Huck of course became an orphan in the book. His father, Pap,  was mean and inscrutable and in his death freed Huck. So many novels about orphans who encounter a cruel and ungenerous world but then finds wealthy patron and all is then well.  But Huck was different. As Nafisi said about Huck, “But here was one little orphan who not only did not find a home, but was repulsed by its very idea, taking off whenever he was offered one.”

 

Nafisi made a bold statement about Twain: “If there was any figure in the history of American fiction who through his writing, created a literary declaration of independence, it was Mark Twain.” Huck was the classic scamp, rapscallion, and rebel. He dissented from the moral constraints imposed by society. As Nafisi said,

“Huck was a mongrel, an outcast, uneducated and unmoored, and since his creation countless Americans have recast themselves in his image.. He was suspicious of the smothery ways of conventional society, but in his ideals, his moral courage, his determination to open himself up to the lessons of nature and the vagaries of experience, he was as much a product of the Enlightenment as were George Washington and Benjamin Franklin…”

 

Twain understood how difficult it was to dissent from conventional morality.  It is never easy to turn your back on what most others are doing or saying in your society. It is much easier to paddle with the stream rather than against it. But Huck Finn found he could not do that.

That is why Huckleberry Finn is such a subversive novel.

That is why it is such a great novel.

 

 

The Chocolate Side of life

 

The first time I heard Cornel West speak was at the University of Winnipeg in 2015. He pulled no punches in describing the American system of criminal justice “racist.” “I got too much white supremacy inside of me.
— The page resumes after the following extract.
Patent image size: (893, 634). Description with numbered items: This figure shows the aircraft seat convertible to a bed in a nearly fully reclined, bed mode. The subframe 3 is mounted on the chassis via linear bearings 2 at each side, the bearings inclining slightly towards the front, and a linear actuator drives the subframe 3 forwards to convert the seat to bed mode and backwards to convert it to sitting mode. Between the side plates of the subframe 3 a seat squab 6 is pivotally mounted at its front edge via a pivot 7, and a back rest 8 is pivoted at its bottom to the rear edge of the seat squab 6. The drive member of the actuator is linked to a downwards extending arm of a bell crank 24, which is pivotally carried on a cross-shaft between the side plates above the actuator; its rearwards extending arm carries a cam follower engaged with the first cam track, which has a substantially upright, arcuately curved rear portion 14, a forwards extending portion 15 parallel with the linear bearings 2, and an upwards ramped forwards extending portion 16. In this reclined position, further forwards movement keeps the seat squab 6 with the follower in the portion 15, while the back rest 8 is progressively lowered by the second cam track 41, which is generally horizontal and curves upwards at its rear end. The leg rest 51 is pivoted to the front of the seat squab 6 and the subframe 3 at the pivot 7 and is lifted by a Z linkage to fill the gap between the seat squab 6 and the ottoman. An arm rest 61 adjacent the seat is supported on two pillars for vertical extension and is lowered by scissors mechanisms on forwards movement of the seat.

I got too much homophobia inside of me.”

West pointed out that in America 65% of convictions are against blacks who make up about 20% of the population. Is that not very similar to the situation of indigenous people in this  country. How is it possible to deny that such a criminal justice system is racist? “If you don’t speak out against such injustice the rocks are going to cry out,” West said. He saw that speaking out against such injustice is part of the prophetic system of which he is a part.
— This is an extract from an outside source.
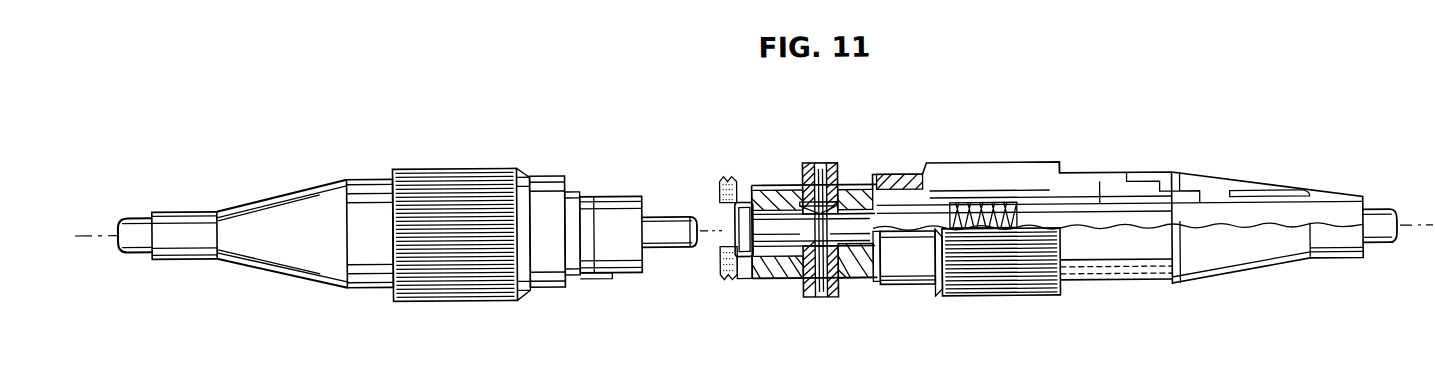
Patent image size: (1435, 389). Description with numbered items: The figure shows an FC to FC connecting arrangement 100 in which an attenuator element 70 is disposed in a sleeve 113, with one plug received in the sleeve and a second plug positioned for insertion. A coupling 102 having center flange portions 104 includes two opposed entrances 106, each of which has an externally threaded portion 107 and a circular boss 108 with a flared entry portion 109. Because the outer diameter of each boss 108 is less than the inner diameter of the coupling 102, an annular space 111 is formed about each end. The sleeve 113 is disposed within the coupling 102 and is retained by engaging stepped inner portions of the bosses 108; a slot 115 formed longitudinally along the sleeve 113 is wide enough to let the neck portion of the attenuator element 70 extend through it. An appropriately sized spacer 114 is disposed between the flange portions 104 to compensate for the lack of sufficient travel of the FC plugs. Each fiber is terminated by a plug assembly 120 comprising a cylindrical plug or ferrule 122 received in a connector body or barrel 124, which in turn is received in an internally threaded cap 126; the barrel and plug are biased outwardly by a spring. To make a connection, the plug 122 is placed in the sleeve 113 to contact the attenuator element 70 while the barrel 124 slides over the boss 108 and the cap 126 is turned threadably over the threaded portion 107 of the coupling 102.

When West at the university, he said that every 28 hours for the last 7 years (since 2015) a black or brown man, woman, or child in America was murdered by the police or private security guard services. That is based on a devaluing of black life in America. He pointed out that is true even though we have a black President in the United States with a black Attorney General. During that time not one policeman was sent to jail. Not one. Is that justice?
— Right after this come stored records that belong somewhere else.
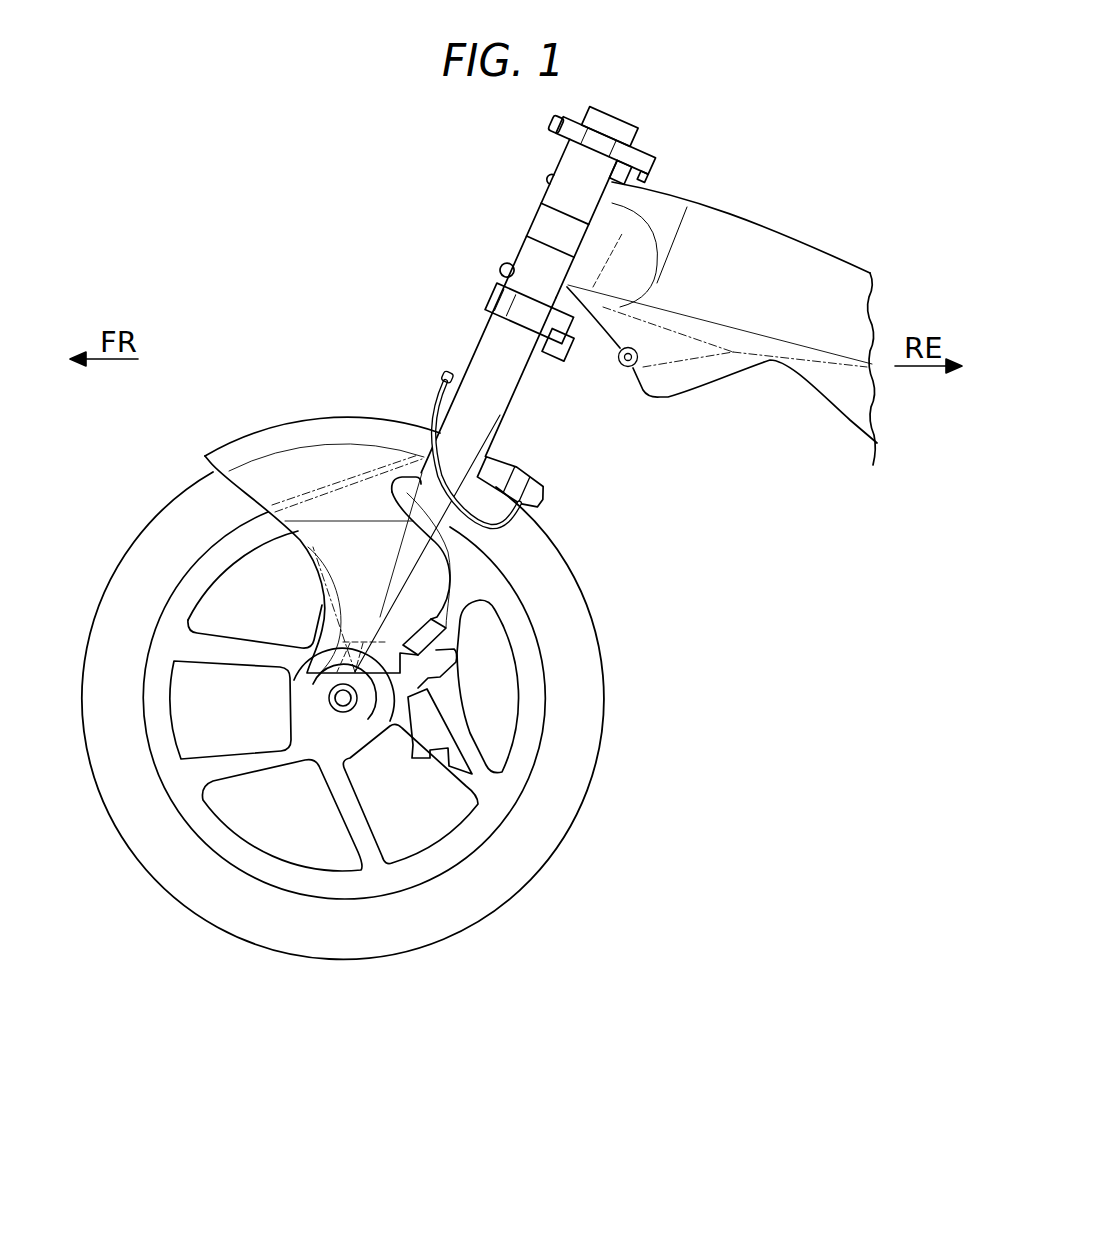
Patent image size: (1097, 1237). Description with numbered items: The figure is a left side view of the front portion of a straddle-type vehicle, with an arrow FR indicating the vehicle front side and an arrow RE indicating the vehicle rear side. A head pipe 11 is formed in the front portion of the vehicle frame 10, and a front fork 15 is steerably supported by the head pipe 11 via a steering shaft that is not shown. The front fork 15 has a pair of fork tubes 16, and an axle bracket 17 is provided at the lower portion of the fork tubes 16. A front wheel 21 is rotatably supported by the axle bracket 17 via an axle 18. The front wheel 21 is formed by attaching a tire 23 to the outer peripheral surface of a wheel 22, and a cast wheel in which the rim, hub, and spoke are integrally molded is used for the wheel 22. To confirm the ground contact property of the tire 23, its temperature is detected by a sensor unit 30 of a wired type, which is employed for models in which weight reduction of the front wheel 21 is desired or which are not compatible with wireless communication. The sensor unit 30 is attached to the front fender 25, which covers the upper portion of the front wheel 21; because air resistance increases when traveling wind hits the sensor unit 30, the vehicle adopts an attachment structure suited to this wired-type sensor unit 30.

The vehicle frame 10 is at (794, 211).
The head pipe 11 is at (627, 200).
The front fork 15 is at (517, 245).
The fork tubes 16 is at (467, 398).
The axle bracket 17 is at (418, 688).
The axle 18 is at (340, 703).
The front wheel 21 is at (140, 516).
The wheel 22 is at (207, 603).
The tire 23 is at (112, 566).
The front fender 25 is at (268, 427).
The sensor unit 30 is at (538, 471).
He said he made that statement because he wants to be an honest man. Of course, Canada, and in particular Manitoba, is much worse than that with its indigenous population.

When I heard him speak in Arizona a few years later, West said, “I have been subtly shaped by the chocolate side of life.” That point of view coloured his speaking out in the prophetic tradition which he gleaned from the Old Testament.  All that was part of his religious quest.

Speaking out against injustice can be a vital part of a religious quest; keeping silent not so much.